On the Ukrainian David, and the Russian Goliath

The media is working hard to sell us a black and white narrative on Europe’s latest war, in which small, brave and pure Ukraine is facing a big, evil and brutal Russia.

A cartoon showing a man representing "media" reading a book titled "news" to a child.
Patrick Gathara [Al Jazeera]

I have been wondering why the Western media’s 24-hour coverage of the ethnic conflict in Ukraine has left such a sour taste in the mouth. It is not just the racism of the reporters and the hypocrisy of the response to the awful humanitarian crisis the Russian invasion has provoked, though those are galling in themselves. I think it is more the tone of the coverage, how hard the narrative of the Ukrainian David – small, brave, pure – facing down the Russian Goliath – big, unwieldy, stupid and above all, evil and brutal – is being pushed. If there is one thing I have learned, it is that the world is rarely so black and white and to be suspicious when people try to present it that way.
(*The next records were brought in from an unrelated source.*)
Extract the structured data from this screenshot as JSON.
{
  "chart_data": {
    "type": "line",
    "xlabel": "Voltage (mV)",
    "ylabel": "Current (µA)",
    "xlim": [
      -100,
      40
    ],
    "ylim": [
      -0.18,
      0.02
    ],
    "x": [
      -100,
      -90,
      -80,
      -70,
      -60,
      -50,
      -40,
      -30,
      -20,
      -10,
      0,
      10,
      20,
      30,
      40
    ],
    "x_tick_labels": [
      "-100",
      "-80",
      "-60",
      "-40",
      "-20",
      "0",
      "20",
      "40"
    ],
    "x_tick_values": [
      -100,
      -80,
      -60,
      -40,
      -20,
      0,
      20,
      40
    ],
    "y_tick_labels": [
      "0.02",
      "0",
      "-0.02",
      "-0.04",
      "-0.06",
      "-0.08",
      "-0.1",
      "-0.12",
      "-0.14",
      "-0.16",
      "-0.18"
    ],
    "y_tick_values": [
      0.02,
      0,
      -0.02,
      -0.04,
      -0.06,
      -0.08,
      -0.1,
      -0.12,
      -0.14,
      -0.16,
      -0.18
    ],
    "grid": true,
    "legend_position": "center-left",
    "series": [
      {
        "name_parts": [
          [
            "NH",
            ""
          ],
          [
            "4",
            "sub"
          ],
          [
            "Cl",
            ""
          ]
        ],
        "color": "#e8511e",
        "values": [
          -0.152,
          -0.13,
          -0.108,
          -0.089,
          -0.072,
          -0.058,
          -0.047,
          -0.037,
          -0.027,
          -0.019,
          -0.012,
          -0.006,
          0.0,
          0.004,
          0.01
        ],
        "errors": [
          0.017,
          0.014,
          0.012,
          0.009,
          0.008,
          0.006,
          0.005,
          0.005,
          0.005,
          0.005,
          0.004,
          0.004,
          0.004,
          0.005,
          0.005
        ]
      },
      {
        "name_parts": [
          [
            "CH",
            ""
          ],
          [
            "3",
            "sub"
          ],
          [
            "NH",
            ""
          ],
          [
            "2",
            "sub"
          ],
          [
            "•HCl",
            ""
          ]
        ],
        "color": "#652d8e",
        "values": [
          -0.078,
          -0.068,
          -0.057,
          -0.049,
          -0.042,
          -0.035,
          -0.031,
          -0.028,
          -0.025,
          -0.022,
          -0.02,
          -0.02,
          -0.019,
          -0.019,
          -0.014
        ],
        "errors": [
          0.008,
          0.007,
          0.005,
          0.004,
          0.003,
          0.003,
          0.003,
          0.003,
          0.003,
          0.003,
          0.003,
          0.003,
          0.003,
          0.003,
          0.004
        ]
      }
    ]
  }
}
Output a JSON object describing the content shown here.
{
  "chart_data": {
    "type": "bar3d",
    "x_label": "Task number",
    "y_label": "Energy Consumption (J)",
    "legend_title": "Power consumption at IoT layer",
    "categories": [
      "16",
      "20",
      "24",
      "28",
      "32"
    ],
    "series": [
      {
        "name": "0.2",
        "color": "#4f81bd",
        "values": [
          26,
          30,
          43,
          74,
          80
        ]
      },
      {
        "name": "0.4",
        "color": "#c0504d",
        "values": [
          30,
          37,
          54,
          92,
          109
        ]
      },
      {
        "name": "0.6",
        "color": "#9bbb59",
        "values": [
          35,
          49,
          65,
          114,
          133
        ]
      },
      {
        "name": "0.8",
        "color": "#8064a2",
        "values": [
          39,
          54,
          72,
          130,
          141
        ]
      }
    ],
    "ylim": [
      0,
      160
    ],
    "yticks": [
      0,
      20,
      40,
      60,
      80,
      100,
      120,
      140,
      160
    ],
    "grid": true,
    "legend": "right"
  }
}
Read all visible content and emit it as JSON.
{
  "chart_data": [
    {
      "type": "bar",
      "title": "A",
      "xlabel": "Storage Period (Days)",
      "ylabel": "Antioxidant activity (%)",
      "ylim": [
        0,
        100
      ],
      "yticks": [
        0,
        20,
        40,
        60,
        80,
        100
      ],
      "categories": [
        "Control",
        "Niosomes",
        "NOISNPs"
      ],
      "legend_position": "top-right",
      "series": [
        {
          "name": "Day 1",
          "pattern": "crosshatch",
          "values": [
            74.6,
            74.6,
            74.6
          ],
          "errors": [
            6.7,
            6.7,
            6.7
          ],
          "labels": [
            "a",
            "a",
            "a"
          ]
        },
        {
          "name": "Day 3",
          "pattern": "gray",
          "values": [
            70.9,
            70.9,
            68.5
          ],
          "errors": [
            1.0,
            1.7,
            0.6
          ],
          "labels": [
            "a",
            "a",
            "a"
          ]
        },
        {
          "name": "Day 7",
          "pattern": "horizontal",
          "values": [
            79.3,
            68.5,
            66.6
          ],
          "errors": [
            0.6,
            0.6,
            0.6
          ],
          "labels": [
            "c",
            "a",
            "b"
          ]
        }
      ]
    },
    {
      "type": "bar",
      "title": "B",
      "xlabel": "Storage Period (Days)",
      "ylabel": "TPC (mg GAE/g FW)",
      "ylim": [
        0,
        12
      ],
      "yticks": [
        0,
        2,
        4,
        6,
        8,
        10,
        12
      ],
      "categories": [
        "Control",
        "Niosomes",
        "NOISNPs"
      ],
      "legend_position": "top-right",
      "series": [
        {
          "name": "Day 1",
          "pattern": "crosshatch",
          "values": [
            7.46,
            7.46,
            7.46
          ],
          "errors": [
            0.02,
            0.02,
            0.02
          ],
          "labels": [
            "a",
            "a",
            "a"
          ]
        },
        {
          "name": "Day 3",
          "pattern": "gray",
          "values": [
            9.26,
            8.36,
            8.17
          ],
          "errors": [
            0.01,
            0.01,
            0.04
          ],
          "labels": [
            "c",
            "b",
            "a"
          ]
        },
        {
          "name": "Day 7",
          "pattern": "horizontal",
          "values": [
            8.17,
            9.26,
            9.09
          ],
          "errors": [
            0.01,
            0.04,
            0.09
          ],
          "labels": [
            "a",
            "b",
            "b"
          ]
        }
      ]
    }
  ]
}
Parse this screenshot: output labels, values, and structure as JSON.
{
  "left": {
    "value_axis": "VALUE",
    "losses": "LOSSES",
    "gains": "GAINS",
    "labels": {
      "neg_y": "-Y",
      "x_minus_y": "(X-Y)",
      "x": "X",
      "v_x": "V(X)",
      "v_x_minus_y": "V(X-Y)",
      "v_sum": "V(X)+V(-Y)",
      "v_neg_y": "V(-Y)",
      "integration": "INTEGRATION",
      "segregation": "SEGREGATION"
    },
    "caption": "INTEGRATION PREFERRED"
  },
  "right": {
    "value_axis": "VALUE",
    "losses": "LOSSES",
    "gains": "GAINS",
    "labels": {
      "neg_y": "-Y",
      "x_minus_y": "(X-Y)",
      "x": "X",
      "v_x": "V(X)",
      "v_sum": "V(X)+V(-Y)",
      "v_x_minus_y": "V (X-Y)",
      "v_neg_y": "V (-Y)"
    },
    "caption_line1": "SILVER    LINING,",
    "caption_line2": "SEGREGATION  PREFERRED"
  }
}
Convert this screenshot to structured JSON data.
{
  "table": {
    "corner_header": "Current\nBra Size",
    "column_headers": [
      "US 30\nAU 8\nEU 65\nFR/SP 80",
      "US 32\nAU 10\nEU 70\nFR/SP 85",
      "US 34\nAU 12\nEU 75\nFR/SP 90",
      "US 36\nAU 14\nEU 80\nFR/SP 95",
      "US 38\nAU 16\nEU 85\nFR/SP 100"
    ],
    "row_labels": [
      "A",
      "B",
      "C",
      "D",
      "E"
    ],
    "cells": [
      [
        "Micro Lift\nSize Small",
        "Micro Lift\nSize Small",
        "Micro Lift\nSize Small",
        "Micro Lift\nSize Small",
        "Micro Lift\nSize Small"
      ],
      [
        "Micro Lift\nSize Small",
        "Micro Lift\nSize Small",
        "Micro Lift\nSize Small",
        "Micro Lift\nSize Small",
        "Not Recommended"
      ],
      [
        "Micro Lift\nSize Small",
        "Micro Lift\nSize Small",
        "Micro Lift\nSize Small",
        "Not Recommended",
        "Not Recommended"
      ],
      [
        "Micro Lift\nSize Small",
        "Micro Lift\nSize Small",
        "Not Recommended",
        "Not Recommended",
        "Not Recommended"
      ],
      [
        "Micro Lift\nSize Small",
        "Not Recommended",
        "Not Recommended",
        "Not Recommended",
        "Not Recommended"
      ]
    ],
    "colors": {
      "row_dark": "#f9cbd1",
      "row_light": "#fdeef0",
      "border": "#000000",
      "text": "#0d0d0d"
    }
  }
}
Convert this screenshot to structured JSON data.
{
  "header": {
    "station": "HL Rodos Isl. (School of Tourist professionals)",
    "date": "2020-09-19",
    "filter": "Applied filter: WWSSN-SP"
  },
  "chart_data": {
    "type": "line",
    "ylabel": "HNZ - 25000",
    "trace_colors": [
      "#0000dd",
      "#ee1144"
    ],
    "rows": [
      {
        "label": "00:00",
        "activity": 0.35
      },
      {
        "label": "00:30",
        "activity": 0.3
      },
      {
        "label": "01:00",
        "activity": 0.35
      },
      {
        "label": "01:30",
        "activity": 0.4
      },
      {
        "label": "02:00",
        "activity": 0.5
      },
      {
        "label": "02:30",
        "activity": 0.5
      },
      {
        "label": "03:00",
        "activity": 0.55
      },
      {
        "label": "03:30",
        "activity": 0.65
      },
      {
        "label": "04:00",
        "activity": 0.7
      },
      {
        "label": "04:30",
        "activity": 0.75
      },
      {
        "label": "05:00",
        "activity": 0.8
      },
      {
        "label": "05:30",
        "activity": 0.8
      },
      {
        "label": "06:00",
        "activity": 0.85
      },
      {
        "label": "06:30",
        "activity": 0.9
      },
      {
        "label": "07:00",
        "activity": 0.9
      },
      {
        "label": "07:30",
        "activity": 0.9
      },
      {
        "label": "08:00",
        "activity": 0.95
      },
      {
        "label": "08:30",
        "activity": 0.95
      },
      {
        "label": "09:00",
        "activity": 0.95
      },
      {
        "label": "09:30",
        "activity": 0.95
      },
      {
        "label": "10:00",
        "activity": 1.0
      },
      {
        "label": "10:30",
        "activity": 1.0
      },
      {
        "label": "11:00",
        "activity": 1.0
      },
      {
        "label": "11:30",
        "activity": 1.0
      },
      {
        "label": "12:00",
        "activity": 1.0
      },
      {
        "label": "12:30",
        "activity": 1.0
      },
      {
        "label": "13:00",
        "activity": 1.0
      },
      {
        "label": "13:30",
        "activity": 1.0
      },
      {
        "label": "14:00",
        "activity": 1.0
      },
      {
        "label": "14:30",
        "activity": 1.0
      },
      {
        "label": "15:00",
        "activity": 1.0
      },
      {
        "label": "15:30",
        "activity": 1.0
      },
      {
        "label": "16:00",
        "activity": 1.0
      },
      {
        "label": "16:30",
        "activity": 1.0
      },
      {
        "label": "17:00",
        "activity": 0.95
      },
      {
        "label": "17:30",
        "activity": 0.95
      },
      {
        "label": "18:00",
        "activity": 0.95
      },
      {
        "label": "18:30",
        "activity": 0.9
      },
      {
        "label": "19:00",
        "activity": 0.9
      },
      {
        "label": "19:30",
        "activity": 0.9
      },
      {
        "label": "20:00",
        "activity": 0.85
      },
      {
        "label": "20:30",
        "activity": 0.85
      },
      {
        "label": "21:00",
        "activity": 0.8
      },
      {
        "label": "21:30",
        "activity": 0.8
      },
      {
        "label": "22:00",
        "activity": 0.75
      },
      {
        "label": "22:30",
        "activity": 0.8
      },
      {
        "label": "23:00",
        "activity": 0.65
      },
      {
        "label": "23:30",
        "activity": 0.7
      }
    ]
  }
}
The Russian state in many ways has made it easy. It makes for the perfect villain. A history of repression and mass murder at home and abroad, of backing tyranny, and jailing and assassinating dissidents makes it hard to empathise with. And in Vladimir Putin, the former KGB agent (which itself carries nefarious undertones, thanks to Hollywood), the villainy easily becomes personalised. On the other hand, there is Volodymyr Zelenskyy, the comedian who became president and is now the embodiment of Ukrainian (and by extension, Western) bravery and grit in the face of insurmountable odds.

It is not that I am not horrified and repulsed by the Russian invasion, and particularly by the horrendous impact it is having on ordinary people. It would be inhuman to fail to empathise with the suffering imposed on Ukrainians and people of other nationalities. In fact, that should go without saying. But that we are compelled to state so unambiguously or risk being branded Kremlin apparatchiks, speaks to the enforced compliance with the single, simplified story of good vs evil. It is a story that will not countenance complexity. The Russians cannot have any legitimate grievance (even when one disagrees with their gruesome methods) and the Ukrainians’ faults are either airbrushed out or minimised.

Thus, the media does not dwell too much on the many warnings about what the expansion of NATO would unleash. Neither is too much ink spilt on the systemic racism displayed by the Ukrainian state which, even in its hour of dire need, has problems acknowledging the humanity of non-Europeans. When not dismissed out of hand, the complaints by foreign students are given short shrift in the media. Similarly, while denouncing the distortions of truth and lies in the Russian state press, Western media seems happy to excuse similar distortions and lies from Ukraine’s media-savvy government. Violations of the laws of war by Russians are condemned while justifications are sought for Ukrainian videos of Russian PoWs and for images of children being trained to fight.

The establishment and enforcement of a single media narrative from which any departure is strongly discouraged is, of course, nothing new. During the 2003 US invasion of Iraq, which was just as objectionable and bloody as the Russian invasion of Ukraine, reporter Peter Arnett was fired for “grant[ing] an interview to state-controlled Iraqi TV, especially at a time of war,” and “discuss[ing] his personal observations and opinions in that interview.” As reported in The Guardian, Arnett had said in the interview that his Iraqi friends told him there was a growing sense of nationalism and resistance in response to the “nauseating” actions of the American and British invaders. Sound familiar?

The world is a complex place. Just because a people are victims of a horrible crime does not mean they cannot themselves do terrible things. By erasing the complexity and trying to replace it with a tale of pure Ukrainians and debased Russians, Western media is creating what Nigerian writer Chimamanda Adichie famously called “the single story”. Power, she says, is the ability not just to tell the story of another person, but to make it the definitive story of them. “Show a people as one thing, as only one thing, over and over again, and that is what they become”.

The problem with a single story is not that it is necessarily false. Many of the media reports coming out of Ukraine are true. However, they ignore complexity and doing that distorts rather than explains the world, its conflicts and its contradictions. The media’s attempts to establish a single story of the conflict are about power, not truth. That’s why I find the coverage so disturbing. The reports are not news. They are morality tales posing as the news.

The views expressed in this article are the author’s own and do not necessarily reflect Al Jazeera’s editorial stance.